Secondo i magistrati di Milano la società di Mountain View avrebbe dovuto versare imposte per un imponibile di 800 milioni di euro tra il 2008 e il 2013 ma avrebbe presentato dichiarazioni fraudolente.

Nelle scorse settimane sembrava essere stato raggiunto un accordo per il pagamento da parte del gruppo californiano di circa 320 milioni di euro ma l'intesa è saltata. Ora le indagini valicano i confini italiani con l’obiettivo di identificare a quali società del gruppo sarebbero imputabili alcuni redditi.

Le controllate di Google in Europa, Africa e Medio Oriente, infatti, dipendono da una società irlandese.

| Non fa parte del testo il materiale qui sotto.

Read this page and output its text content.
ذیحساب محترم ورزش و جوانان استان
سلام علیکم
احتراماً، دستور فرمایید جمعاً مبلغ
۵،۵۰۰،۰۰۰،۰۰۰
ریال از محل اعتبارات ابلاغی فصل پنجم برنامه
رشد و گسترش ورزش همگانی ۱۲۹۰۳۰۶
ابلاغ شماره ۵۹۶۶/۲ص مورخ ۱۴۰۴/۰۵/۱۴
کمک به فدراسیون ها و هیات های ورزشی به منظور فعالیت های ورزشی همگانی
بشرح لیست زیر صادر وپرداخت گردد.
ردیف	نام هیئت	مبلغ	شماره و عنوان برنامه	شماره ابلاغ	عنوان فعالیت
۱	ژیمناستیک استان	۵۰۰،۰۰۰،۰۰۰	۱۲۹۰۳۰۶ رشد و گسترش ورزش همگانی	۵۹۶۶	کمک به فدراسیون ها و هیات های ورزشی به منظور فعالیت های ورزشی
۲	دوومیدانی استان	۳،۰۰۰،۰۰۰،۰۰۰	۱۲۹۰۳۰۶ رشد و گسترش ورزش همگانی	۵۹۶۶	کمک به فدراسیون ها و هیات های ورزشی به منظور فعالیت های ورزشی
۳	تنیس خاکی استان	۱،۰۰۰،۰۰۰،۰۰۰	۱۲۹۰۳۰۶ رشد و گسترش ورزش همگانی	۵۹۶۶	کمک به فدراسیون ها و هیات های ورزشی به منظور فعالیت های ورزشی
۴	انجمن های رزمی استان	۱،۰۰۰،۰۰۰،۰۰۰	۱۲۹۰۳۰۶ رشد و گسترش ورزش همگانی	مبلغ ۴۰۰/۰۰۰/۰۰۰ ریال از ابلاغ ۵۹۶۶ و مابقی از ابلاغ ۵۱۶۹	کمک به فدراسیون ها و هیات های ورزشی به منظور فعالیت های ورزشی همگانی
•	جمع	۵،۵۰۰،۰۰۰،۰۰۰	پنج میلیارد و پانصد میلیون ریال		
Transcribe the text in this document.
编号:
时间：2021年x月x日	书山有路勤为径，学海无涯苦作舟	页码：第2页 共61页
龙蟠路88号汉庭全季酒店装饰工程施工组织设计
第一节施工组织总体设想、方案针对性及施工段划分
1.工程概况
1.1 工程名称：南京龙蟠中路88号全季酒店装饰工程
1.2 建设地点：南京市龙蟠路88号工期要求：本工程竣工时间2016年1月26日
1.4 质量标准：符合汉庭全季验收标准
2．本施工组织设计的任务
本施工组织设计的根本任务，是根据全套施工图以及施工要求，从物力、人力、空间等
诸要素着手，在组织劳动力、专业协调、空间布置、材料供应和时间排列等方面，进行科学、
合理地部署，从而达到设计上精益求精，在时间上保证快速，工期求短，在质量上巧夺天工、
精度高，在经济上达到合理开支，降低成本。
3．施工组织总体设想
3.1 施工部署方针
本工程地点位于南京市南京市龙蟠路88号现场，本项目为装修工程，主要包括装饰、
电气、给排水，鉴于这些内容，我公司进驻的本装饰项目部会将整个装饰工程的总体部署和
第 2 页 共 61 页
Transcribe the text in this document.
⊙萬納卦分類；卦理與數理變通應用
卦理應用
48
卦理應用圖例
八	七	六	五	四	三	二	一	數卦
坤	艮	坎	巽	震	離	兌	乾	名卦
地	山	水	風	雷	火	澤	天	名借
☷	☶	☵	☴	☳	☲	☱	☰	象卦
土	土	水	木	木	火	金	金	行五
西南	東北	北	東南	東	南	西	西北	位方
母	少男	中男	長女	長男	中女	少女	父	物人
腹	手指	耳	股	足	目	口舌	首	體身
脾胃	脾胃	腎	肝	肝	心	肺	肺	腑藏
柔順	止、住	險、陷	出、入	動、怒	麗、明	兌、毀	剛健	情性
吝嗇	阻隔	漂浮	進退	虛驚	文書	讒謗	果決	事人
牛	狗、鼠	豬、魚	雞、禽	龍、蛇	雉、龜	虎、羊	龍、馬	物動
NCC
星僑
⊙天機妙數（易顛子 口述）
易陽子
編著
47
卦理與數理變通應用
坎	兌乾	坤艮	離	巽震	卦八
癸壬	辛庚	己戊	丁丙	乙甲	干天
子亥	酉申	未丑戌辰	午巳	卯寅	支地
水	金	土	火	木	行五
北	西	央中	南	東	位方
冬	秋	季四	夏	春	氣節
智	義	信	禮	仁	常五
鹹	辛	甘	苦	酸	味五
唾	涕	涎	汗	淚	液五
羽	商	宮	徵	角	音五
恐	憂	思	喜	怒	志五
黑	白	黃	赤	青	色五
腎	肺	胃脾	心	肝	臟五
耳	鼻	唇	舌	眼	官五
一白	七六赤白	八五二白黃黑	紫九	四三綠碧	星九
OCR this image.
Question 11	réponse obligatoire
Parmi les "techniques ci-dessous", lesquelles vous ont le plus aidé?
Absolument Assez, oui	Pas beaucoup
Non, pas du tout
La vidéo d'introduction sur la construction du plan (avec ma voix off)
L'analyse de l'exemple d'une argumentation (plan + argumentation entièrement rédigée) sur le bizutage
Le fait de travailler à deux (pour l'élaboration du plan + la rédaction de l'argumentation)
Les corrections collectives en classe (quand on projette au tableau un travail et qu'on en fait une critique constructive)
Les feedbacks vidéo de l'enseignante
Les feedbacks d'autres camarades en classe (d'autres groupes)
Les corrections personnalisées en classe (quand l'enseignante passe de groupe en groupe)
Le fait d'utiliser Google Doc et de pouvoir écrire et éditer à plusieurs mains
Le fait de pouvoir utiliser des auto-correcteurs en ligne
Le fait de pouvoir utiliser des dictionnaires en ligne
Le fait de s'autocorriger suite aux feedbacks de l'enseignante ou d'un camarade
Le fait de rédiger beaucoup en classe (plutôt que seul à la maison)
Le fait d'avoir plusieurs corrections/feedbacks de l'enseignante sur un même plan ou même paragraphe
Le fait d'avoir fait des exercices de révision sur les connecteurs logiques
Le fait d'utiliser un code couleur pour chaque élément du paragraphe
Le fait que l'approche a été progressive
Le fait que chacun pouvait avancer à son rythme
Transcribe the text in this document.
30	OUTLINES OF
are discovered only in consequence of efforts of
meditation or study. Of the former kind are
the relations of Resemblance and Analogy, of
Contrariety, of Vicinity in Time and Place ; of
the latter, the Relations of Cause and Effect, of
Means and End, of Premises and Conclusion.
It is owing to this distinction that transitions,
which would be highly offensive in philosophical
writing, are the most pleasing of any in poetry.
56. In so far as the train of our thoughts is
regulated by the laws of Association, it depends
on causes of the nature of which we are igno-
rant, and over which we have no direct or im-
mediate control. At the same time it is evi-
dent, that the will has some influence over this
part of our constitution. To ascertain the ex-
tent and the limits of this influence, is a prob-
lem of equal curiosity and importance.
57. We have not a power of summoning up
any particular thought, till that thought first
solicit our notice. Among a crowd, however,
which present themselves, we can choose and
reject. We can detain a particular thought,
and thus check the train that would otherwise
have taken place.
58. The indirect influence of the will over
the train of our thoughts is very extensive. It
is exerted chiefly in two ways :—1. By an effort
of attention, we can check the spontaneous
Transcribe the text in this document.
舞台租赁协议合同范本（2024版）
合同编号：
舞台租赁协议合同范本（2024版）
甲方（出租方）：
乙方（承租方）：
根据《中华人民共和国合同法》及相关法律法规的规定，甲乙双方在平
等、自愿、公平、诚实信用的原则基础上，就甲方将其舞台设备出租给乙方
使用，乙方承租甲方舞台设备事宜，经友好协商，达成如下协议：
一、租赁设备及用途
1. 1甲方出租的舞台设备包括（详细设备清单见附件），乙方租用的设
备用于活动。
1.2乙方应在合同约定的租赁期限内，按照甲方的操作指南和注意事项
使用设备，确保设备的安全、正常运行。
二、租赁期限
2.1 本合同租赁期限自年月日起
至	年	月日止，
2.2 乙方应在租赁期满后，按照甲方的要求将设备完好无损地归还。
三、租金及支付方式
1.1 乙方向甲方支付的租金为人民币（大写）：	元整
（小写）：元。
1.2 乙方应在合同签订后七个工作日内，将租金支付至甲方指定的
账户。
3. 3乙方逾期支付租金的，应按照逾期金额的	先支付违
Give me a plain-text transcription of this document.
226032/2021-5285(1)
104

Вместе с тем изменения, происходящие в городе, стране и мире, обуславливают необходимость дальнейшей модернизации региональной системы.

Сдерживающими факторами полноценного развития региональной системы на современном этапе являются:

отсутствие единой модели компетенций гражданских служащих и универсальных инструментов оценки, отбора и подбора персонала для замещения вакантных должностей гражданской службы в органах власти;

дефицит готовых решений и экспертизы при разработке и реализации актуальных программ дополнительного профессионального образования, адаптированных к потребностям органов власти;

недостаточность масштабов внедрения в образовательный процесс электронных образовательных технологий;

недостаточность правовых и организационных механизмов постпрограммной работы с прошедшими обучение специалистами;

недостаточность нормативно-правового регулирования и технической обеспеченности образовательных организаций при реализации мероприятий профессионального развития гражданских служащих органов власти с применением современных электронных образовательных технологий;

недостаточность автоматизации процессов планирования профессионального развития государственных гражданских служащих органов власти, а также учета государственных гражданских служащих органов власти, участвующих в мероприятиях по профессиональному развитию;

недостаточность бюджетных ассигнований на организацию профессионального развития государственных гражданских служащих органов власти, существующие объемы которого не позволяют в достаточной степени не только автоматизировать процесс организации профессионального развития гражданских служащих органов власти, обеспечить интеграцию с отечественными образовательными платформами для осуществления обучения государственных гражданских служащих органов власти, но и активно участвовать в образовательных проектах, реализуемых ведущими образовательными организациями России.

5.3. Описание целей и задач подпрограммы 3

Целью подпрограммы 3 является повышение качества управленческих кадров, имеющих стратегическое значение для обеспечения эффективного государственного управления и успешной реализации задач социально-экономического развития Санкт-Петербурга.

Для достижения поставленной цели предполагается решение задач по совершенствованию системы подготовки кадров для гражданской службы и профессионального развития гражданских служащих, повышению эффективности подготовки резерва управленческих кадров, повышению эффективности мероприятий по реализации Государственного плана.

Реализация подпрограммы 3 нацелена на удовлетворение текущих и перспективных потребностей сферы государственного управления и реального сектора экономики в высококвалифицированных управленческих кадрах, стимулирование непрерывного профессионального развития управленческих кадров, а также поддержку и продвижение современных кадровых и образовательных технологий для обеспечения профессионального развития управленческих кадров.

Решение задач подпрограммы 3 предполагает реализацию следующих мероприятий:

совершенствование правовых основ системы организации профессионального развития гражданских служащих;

Il sistema messo a punto dal gruppo californiano per ridurre il carico fiscale complessivo si chiama “double irish dutch sandwich”.

In pratica, i ricavi della vendita di pubblicità in Italia arrivano direttamente nelle casse della società irlandese dove dovrebbero essere tassati al 12,5%.

La società irlandese, però, dirotta gli incassi alla sua controllante domiciliata in Olanda, sotto forma di pagamenti di royalties per lo sfruttamento della proprietà intellettuale.

Quest’ultima, infine, gira i ricavi a un’altra società irlandese, sempre a titolo di royalties.

La società irlandese posta in cima alla catena è domiciliata fiscalmente alle Bermuda, dove le imposte sui profitti aziendali sono pari a zero. E il gioco è fatto.